En milieu d’après-midi, à l’approche du couvre-feu de 15 heures, les rues et avenues convergeant vers le centre-ville sont presque totalement désertes. Tous les commerces sont fermés. Les chiens errants cherchent de la nourriture dans des sacs poubelles déchirés sur les trottoirs.
Tels des fantômes, de rares silhouettes traversent furtivement les rues et disparaissent au milieu des immenses ensembles d’habitations austères de l’époque soviétique. Parmi eux, Alexy, un pharmacien d’une trentaine d’années qui se dépêche de rentrer chez lui, son pitbull musclé tenu en laisse à bout de bras.
Comme beaucoup d’habitants rencontrés ici, il navigue entre fatalisme et désespoir. « Ça bombarde tout le temps. Cette nuit a été vraiment infernale. […] Je n’ai quasiment plus de clientèle locale», confie-t-il, estimant le pourcentage d’habitants encore présents à à peine 10 %.


Tout le bloc de bâtiments qui nous entoure est dévasté. Des pans de murs se sont effondrés. Les étages supérieurs de certains immeubles ont été décapités. Au milieu de cet ensemble, l’hôtel Druzhba, visé pour la première fois le 7 août 2023 par deux missiles balistiques Iskander. Bilan : 10 morts et près d’une centaine de blessés, dont les secouristes. L’hôtel, déserté, a connu une deuxième grève au cours de l’été. Aujourd’hui, c’est une carcasse à la façade grise et blanche dont tous les parements ont été emportés par le vent, effondrée en son centre sur ce qui était autrefois l’entrée principale.

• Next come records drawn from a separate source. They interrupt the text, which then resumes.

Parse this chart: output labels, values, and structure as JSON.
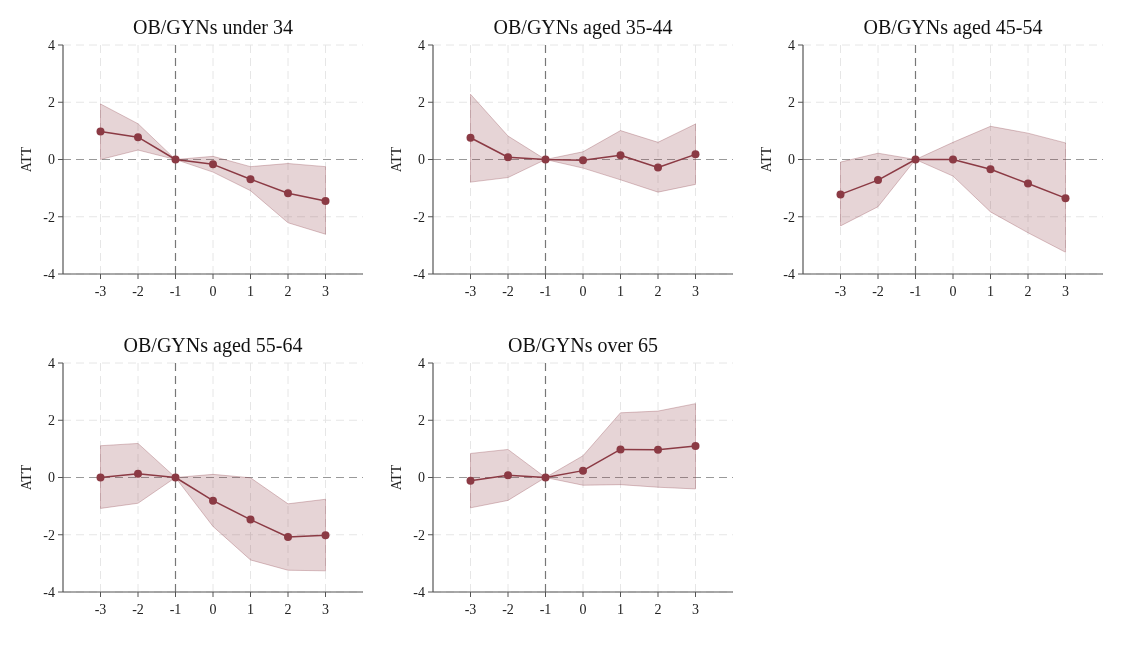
{
  "chart_data": [
    {
      "type": "line",
      "title": "OB/GYNs under 34",
      "ylabel": "ATT",
      "x": [
        -3,
        -2,
        -1,
        0,
        1,
        2,
        3
      ],
      "xlim": [
        -4,
        4
      ],
      "xticks": [
        -3,
        -2,
        -1,
        0,
        1,
        2,
        3
      ],
      "ylim": [
        -4,
        4
      ],
      "yticks": [
        -4,
        -2,
        0,
        2,
        4
      ],
      "grid": true,
      "marker": "circle",
      "series": [
        {
          "color": "#8b3a44",
          "values": [
            0.98,
            0.78,
            0,
            -0.17,
            -0.69,
            -1.18,
            -1.45
          ],
          "lower": [
            0.0,
            0.33,
            0,
            -0.44,
            -1.09,
            -2.21,
            -2.61
          ],
          "upper": [
            1.94,
            1.25,
            0,
            0.11,
            -0.25,
            -0.14,
            -0.25
          ]
        }
      ],
      "ref_lines": [
        {
          "axis": "x",
          "value": -1,
          "color": "#777777",
          "line_style": "dashed"
        },
        {
          "axis": "y",
          "value": 0,
          "color": "#999999",
          "line_style": "dashed"
        }
      ]
    },
    {
      "type": "line",
      "title": "OB/GYNs aged 35-44",
      "ylabel": "ATT",
      "x": [
        -3,
        -2,
        -1,
        0,
        1,
        2,
        3
      ],
      "xlim": [
        -4,
        4
      ],
      "xticks": [
        -3,
        -2,
        -1,
        0,
        1,
        2,
        3
      ],
      "ylim": [
        -4,
        4
      ],
      "yticks": [
        -4,
        -2,
        0,
        2,
        4
      ],
      "grid": true,
      "marker": "circle",
      "series": [
        {
          "color": "#8b3a44",
          "values": [
            0.76,
            0.08,
            0,
            -0.03,
            0.15,
            -0.28,
            0.18
          ],
          "lower": [
            -0.79,
            -0.63,
            0,
            -0.3,
            -0.71,
            -1.14,
            -0.87
          ],
          "upper": [
            2.28,
            0.82,
            0,
            0.27,
            1.01,
            0.6,
            1.24
          ]
        }
      ],
      "ref_lines": [
        {
          "axis": "x",
          "value": -1,
          "color": "#777777",
          "line_style": "dashed"
        },
        {
          "axis": "y",
          "value": 0,
          "color": "#999999",
          "line_style": "dashed"
        }
      ]
    },
    {
      "type": "line",
      "title": "OB/GYNs aged 45-54",
      "ylabel": "ATT",
      "x": [
        -3,
        -2,
        -1,
        0,
        1,
        2,
        3
      ],
      "xlim": [
        -4,
        4
      ],
      "xticks": [
        -3,
        -2,
        -1,
        0,
        1,
        2,
        3
      ],
      "ylim": [
        -4,
        4
      ],
      "yticks": [
        -4,
        -2,
        0,
        2,
        4
      ],
      "grid": true,
      "marker": "circle",
      "series": [
        {
          "color": "#8b3a44",
          "values": [
            -1.22,
            -0.72,
            0,
            0,
            -0.34,
            -0.84,
            -1.35
          ],
          "lower": [
            -2.32,
            -1.65,
            0,
            -0.58,
            -1.83,
            -2.56,
            -3.24
          ],
          "upper": [
            -0.09,
            0.22,
            0,
            0.6,
            1.16,
            0.92,
            0.58
          ]
        }
      ],
      "ref_lines": [
        {
          "axis": "x",
          "value": -1,
          "color": "#777777",
          "line_style": "dashed"
        },
        {
          "axis": "y",
          "value": 0,
          "color": "#999999",
          "line_style": "dashed"
        }
      ]
    },
    {
      "type": "line",
      "title": "OB/GYNs aged 55-64",
      "ylabel": "ATT",
      "x": [
        -3,
        -2,
        -1,
        0,
        1,
        2,
        3
      ],
      "xlim": [
        -4,
        4
      ],
      "xticks": [
        -3,
        -2,
        -1,
        0,
        1,
        2,
        3
      ],
      "ylim": [
        -4,
        4
      ],
      "yticks": [
        -4,
        -2,
        0,
        2,
        4
      ],
      "grid": true,
      "marker": "circle",
      "series": [
        {
          "color": "#8b3a44",
          "values": [
            0,
            0.13,
            0,
            -0.81,
            -1.47,
            -2.08,
            -2.02
          ],
          "lower": [
            -1.08,
            -0.9,
            0,
            -1.71,
            -2.88,
            -3.24,
            -3.26
          ],
          "upper": [
            1.11,
            1.19,
            0,
            0.11,
            -0.01,
            -0.92,
            -0.76
          ]
        }
      ],
      "ref_lines": [
        {
          "axis": "x",
          "value": -1,
          "color": "#777777",
          "line_style": "dashed"
        },
        {
          "axis": "y",
          "value": 0,
          "color": "#999999",
          "line_style": "dashed"
        }
      ]
    },
    {
      "type": "line",
      "title": "OB/GYNs over 65",
      "ylabel": "ATT",
      "x": [
        -3,
        -2,
        -1,
        0,
        1,
        2,
        3
      ],
      "xlim": [
        -4,
        4
      ],
      "xticks": [
        -3,
        -2,
        -1,
        0,
        1,
        2,
        3
      ],
      "ylim": [
        -4,
        4
      ],
      "yticks": [
        -4,
        -2,
        0,
        2,
        4
      ],
      "grid": true,
      "marker": "circle",
      "series": [
        {
          "color": "#8b3a44",
          "values": [
            -0.11,
            0.08,
            0,
            0.24,
            0.98,
            0.97,
            1.1
          ],
          "lower": [
            -1.06,
            -0.8,
            0,
            -0.27,
            -0.25,
            -0.34,
            -0.4
          ],
          "upper": [
            0.84,
            0.98,
            0,
            0.76,
            2.26,
            2.32,
            2.58
          ]
        }
      ],
      "ref_lines": [
        {
          "axis": "x",
          "value": -1,
          "color": "#777777",
          "line_style": "dashed"
        },
        {
          "axis": "y",
          "value": 0,
          "color": "#999999",
          "line_style": "dashed"
        }
      ]
    }
  ]
}
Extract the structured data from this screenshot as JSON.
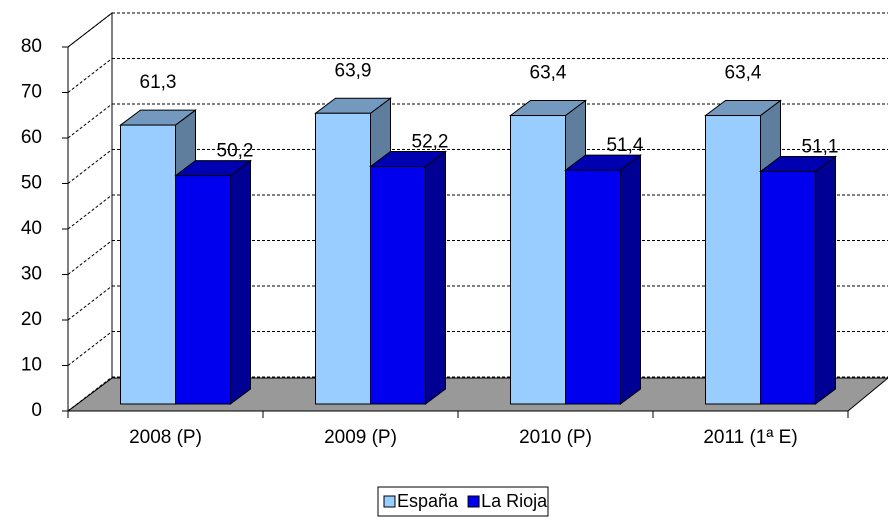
{
  "chart_data": {
    "type": "bar3d",
    "categories": [
      "2008 (P)",
      "2009 (P)",
      "2010 (P)",
      "2011 (1ª E)"
    ],
    "series": [
      {
        "name": "España",
        "color": "#99ccff",
        "values": [
          61.3,
          63.9,
          63.4,
          63.4
        ],
        "value_labels": [
          "61,3",
          "63,9",
          "63,4",
          "63,4"
        ]
      },
      {
        "name": "La Rioja",
        "color": "#0000ee",
        "values": [
          50.2,
          52.2,
          51.4,
          51.1
        ],
        "value_labels": [
          "50,2",
          "52,2",
          "51,4",
          "51,1"
        ]
      }
    ],
    "ylim": [
      0,
      80
    ],
    "yticks": [
      0,
      10,
      20,
      30,
      40,
      50,
      60,
      70,
      80
    ],
    "grid": true,
    "legend": "bottom"
  }
}
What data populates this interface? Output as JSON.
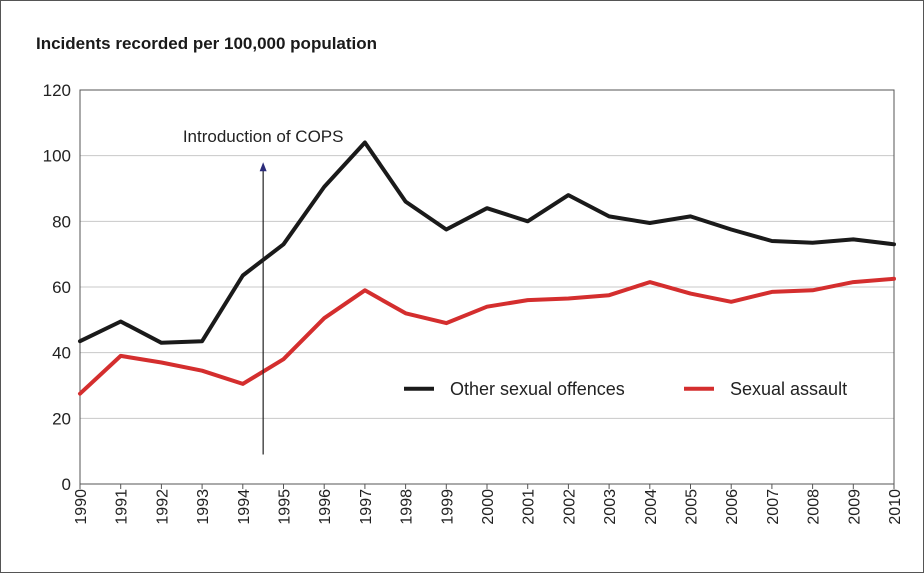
{
  "chart_data": {
    "type": "line",
    "title": "Incidents recorded per 100,000 population",
    "xlabel": "",
    "ylabel": "",
    "x": [
      "1990",
      "1991",
      "1992",
      "1993",
      "1994",
      "1995",
      "1996",
      "1997",
      "1998",
      "1999",
      "2000",
      "2001",
      "2002",
      "2003",
      "2004",
      "2005",
      "2006",
      "2007",
      "2008",
      "2009",
      "2010"
    ],
    "ylim": [
      0,
      120
    ],
    "yticks": [
      0,
      20,
      40,
      60,
      80,
      100,
      120
    ],
    "grid": true,
    "legend_position": "right-middle",
    "series": [
      {
        "name": "Other sexual offences",
        "color": "#1a1a1a",
        "values": [
          43.5,
          49.5,
          43,
          43.5,
          63.5,
          73,
          90.5,
          104,
          86,
          77.5,
          84,
          80,
          88,
          81.5,
          79.5,
          81.5,
          77.5,
          74,
          73.5,
          74.5,
          73
        ]
      },
      {
        "name": "Sexual assault",
        "color": "#d42e2e",
        "values": [
          27.5,
          39,
          37,
          34.5,
          30.5,
          38,
          50.5,
          59,
          52,
          49,
          54,
          56,
          56.5,
          57.5,
          61.5,
          58,
          55.5,
          58.5,
          59,
          61.5,
          62.5
        ]
      }
    ],
    "annotation": {
      "text": "Introduction of COPS",
      "x": 1994.5,
      "y_from": 9,
      "y_to": 98
    }
  }
}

“Oh non, je ne veux pas que ma ville entière soit ravagée comme Bakhmut”, lance Alexy, déçu, en faisant référence à cette ville du Donbass devenue lunaire. Située à 55 km au nord, cette dernière a été conquise par les Russes et les mercenaires du groupe Wagner en mai 2024, après 10 mois de violents combats rue par rue, bâtiment par bâtiment. Une bataille meurtrière qui vaut à Bakhmout la qualification sans équivoque de « hachoir à viande ».

Un peu plus loin, au milieu de petits immeubles à deux étages en briques beiges et aux fenêtres barricadées de planches de bois, une femme âgée pousse avec difficulté, le dos courbé, son vieux vélo à l’arrière duquel sont attachés des outils de jardinage rouillés. .
Elle revient du cimetière et doit encore marcher quelques centaines de mètres pour rejoindre son domicile avant la nuit. “Cela semble tellement désert ici que je suis sûre que vous pouvez vous promener nu au milieu de la rue sans que personne ne le remarque”, dit-elle en riant, tout en continuant lentement vers une voie ferrée voisine. .
Seuls quelques chiens qui aboient troublent le silence qui enveloppe Pokrovsk. En attendant le crash du prochain bombardement.